Le temps de service des 150 employés de la compagnie de textile est de deux à 30 ans. « Nous cherchons des alternatives en vue de sauver l’usine Tex Knits. Mai si pa capave, pa capave ! », fait ressortir un représentant de la société de textile. Selon nos interlocuteurs, un « redéploiement de certains travailleurs bangladais dans d’autres usines est en vue ». Une dizaine d’employés pourrait être déployé sous peu à l’usine World Knits de Coromandel et Phoenix. « Ce serait le coût de la main-d’œuvre qui pèserait dans la balance », précise le ministère du Travail. Tex Knits, poursuit le représentant de la société, est ouverte à toute demande de rapatriement des travailleurs bangladais.

Coup de main du ministère

« Nous travaillons en étroite collaboration afin de trouver une solution pour les 68 travailleurs mauriciens. Mais, à ce stade, tout est en phase embryonnaire. Nous sommes en consultation avec le ministère du Travail à ce sujet », explique le représentant de l’usine. À compter de demain et, conformément à la loi, la direction de Tex Knits aura un délai de 21 jours pour redresser la compagnie. Au pire, mettre la clé sous le paillasson si les multiples tentatives s’avèrent vaines. « Les employés ont été informés de cette démarche lors de la réunion tenue mercredi au siège du ministère du Travail », indique le ministère.
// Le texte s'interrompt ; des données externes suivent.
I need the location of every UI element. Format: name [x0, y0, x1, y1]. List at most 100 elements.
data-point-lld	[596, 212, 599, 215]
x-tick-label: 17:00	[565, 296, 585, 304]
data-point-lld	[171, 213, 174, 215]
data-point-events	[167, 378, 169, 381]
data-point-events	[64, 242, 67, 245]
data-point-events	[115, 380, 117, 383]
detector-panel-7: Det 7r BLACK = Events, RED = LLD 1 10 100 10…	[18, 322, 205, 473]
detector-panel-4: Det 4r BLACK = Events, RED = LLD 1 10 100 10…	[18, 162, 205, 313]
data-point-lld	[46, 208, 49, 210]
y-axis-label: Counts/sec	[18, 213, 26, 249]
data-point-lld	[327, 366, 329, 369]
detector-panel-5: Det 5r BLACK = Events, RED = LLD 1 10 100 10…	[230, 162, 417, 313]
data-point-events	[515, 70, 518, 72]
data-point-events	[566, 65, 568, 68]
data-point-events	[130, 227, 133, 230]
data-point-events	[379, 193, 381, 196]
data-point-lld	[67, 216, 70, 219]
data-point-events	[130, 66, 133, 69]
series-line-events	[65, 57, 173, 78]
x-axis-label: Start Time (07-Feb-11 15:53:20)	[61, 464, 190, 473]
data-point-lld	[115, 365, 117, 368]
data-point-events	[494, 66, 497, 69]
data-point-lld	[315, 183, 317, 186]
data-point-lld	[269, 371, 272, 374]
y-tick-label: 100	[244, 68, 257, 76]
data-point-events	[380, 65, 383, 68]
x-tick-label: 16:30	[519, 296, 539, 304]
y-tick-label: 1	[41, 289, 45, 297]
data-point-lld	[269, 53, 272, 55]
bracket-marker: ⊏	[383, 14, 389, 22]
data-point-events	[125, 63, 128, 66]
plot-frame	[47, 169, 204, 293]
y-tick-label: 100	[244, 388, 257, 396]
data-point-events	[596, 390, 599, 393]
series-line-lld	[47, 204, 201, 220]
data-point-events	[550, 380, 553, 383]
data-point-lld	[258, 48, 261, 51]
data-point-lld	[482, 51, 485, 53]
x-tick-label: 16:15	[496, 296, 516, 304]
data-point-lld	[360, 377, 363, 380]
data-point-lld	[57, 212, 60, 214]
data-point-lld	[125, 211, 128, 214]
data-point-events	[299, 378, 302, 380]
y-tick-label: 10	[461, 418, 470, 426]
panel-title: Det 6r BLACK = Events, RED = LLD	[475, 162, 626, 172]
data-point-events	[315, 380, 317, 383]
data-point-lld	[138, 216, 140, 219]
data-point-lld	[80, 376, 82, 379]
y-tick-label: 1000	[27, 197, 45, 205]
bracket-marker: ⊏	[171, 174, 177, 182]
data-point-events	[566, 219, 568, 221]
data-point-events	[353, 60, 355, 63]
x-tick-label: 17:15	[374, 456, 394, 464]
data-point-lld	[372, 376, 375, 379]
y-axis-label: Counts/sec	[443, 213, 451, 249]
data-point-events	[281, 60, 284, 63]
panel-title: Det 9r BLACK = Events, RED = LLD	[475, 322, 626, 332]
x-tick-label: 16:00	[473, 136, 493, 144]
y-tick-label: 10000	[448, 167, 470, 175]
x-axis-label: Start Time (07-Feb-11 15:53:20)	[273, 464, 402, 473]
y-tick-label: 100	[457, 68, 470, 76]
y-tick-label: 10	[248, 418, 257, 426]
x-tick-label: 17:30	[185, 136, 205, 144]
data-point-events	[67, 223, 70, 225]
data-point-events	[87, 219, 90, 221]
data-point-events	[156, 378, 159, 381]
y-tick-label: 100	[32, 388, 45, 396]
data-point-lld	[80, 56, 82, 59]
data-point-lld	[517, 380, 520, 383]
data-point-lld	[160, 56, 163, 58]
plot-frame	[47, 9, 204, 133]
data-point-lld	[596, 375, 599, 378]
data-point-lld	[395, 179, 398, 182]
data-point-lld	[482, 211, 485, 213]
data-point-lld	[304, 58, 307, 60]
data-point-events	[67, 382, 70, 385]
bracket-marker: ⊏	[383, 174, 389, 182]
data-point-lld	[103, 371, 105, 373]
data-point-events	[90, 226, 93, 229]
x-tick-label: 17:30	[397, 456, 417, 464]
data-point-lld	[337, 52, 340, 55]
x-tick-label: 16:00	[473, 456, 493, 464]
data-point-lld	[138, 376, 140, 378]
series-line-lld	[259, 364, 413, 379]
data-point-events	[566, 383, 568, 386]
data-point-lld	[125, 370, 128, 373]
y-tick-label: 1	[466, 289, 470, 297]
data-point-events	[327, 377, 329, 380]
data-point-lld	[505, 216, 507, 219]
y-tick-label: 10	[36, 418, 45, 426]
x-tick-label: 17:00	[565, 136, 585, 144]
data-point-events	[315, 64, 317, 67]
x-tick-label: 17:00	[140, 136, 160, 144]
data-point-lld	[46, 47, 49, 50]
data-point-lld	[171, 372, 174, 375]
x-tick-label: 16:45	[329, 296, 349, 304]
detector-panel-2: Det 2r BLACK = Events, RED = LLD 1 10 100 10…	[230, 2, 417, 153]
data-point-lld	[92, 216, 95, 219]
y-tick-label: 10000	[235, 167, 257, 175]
Feizal Ally Beegun, le représentant syndical des employés, propose à la direction de l’usine de vendre les avoirs de l’usine afin de compenser les travailleurs s’il arrive que la société est appelée à fermer ses portes. Ce dernier exhorte au gouvernement de venir de l’avant avec les lois nécessaires visant à protéger les employés opérant dans le secteur manufacturier. « Il est hors de question que la compagnie puise dans les fonds auxquels les travailleurs étrangers ont contribué pour régler leurs frais de rapatriement. La société doit trouver d’autres alternatives car ce montant, qui sera déboursé des caisses de la Sécurité sociale, doit officiellement être remis aux travailleurs étrangers à leur départ de Maurice », martèle Feizal Ally Beegun.